Just when you think the Republican candidates for President can't drag us back any further in time when it comes to the discussion of important issues of the day, from civil rights to Global Warming, Rick Santorum tries to out do them all.
According to Talking Points Memo:
The Des Moines Register reports from a Santorum campaign stop at the University of Northern Iowa, where he talked about education:
Discussing controversial classroom subjects such as evolution and global warming, Santorum said he has suggested that “science should get out of politics” and he is opposed to teaching that provides a “politically correct perspective.”

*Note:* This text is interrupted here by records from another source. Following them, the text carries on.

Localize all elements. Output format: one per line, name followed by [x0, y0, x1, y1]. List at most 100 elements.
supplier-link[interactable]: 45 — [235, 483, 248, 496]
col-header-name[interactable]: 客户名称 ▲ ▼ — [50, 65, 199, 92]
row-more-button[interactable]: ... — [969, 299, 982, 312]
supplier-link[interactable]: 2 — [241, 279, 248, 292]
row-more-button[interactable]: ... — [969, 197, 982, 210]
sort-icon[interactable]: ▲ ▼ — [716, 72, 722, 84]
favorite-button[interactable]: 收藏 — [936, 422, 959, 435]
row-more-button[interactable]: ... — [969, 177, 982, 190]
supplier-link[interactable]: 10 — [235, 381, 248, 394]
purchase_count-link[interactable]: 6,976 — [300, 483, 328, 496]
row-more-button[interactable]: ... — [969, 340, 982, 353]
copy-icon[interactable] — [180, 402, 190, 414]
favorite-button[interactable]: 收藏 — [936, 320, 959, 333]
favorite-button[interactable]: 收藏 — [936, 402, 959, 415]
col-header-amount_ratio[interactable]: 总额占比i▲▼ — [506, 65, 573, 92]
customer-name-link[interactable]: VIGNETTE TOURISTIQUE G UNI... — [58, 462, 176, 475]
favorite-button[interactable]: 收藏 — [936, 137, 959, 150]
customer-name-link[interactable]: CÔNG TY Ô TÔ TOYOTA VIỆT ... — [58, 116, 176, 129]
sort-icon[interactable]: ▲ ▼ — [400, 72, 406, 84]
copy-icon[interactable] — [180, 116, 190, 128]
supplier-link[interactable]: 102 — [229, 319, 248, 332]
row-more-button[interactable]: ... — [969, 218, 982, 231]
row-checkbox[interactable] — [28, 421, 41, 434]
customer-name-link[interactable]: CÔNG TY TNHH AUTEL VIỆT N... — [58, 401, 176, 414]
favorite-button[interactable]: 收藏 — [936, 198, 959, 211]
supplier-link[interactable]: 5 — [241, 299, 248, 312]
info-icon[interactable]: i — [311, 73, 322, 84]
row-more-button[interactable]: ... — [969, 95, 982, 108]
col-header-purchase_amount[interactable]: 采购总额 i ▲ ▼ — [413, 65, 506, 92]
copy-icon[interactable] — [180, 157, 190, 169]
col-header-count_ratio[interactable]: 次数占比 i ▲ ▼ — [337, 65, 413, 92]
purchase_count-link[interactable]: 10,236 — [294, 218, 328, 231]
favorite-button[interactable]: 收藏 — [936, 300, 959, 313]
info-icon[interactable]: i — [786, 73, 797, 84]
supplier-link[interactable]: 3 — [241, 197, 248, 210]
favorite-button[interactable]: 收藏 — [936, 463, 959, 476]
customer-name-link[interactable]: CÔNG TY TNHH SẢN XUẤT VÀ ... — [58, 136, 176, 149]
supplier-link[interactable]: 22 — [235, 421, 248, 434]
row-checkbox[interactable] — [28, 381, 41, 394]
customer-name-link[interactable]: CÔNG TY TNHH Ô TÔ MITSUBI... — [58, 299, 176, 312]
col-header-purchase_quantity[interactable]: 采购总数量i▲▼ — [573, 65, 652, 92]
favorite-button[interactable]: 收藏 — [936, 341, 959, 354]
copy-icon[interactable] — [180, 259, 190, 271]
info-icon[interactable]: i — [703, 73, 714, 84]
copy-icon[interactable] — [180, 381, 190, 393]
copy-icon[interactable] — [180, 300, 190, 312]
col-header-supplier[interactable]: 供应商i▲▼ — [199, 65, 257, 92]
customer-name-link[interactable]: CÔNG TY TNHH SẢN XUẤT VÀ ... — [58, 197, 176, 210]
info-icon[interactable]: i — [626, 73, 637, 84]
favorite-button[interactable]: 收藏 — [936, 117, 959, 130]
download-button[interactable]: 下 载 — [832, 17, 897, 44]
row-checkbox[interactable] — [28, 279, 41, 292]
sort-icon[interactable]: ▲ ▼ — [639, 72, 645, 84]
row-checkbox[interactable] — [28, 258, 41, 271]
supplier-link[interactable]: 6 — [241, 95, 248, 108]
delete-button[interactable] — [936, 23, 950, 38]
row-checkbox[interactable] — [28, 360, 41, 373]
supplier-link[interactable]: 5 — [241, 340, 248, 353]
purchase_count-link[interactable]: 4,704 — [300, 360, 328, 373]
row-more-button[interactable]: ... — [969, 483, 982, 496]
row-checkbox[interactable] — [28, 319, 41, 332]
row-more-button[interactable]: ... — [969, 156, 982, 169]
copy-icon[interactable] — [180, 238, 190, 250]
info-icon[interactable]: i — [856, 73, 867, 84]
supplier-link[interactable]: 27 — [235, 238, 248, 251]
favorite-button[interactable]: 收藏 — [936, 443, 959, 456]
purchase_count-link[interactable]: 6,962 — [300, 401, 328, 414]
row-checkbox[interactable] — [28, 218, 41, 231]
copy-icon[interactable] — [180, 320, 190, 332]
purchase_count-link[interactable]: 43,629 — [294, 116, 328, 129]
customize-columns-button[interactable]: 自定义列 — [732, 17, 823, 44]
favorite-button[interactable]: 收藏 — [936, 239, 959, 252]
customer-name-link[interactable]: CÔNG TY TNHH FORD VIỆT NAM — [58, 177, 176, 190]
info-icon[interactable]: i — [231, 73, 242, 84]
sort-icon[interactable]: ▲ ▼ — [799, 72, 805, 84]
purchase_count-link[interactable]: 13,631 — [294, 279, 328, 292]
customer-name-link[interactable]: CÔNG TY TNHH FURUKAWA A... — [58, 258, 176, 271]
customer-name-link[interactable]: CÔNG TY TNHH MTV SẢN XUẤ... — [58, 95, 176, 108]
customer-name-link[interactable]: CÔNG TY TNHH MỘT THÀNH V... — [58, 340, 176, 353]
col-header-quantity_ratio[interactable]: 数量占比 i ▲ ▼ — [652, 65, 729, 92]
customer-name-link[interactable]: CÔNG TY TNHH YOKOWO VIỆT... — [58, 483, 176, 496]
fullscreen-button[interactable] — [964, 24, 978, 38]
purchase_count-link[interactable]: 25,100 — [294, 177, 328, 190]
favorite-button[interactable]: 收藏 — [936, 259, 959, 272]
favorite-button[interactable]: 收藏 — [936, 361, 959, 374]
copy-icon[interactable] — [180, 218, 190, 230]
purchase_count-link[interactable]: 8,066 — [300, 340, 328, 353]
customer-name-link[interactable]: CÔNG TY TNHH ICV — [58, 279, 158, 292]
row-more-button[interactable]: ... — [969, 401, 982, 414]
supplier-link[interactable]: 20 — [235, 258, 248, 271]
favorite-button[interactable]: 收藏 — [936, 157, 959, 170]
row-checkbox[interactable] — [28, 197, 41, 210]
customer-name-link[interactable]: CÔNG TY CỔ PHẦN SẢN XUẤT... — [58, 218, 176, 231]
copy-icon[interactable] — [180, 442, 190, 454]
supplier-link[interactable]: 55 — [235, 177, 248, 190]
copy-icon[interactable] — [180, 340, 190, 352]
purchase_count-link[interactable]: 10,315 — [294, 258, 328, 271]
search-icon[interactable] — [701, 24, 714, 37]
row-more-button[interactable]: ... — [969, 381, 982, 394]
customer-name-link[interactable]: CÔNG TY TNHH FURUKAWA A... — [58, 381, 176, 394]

So I guess he would rather we go back to when we attributed disease to the imbalance of humors? Why bother using all that fancy math to figure out our budgets if science is the enemy of the people? Why question anything at all? Does he send all his correspondence by carrier pigeon or by horse? I wonder if his "smart" phone scares him from time to time?
We wonder why we cannot move past fossil fuels and dead technologies and why Republicans do not see the worth in funding such things like Nasa and studying phenomena like earthquakes and volcanoes. Maybe we should just pray more that the world does not run out of oil and fresh water and fertile soil? Our faith in God will make sure that the ocean doesn't rise because of the melting icecaps.
Anyone who is so blatantly anti-science should be disqualified from the office since the President has so many of those nasty scientist serve under him as advisors and appointees.
What century are you attempting to win the nomination Mr. Santorum because it cannot be this, or the last one.
Although when looking at the definition of science it explains the failed policies of the GOP of the thirty years.
sci·ence [sahy-uhns] Show IPA
noun
1.
a branch of knowledge or study dealing with a body of facts or truths systematically arranged and showing the operation of general laws: the mathematical sciences.
2.
systematic knowledge of the physical or material world gained through observation and experimentation.
3.
any of the branches of natural or physical science.
4.
systematized knowledge in general.
5.
knowledge, as of facts or principles; knowledge gained by systematic study.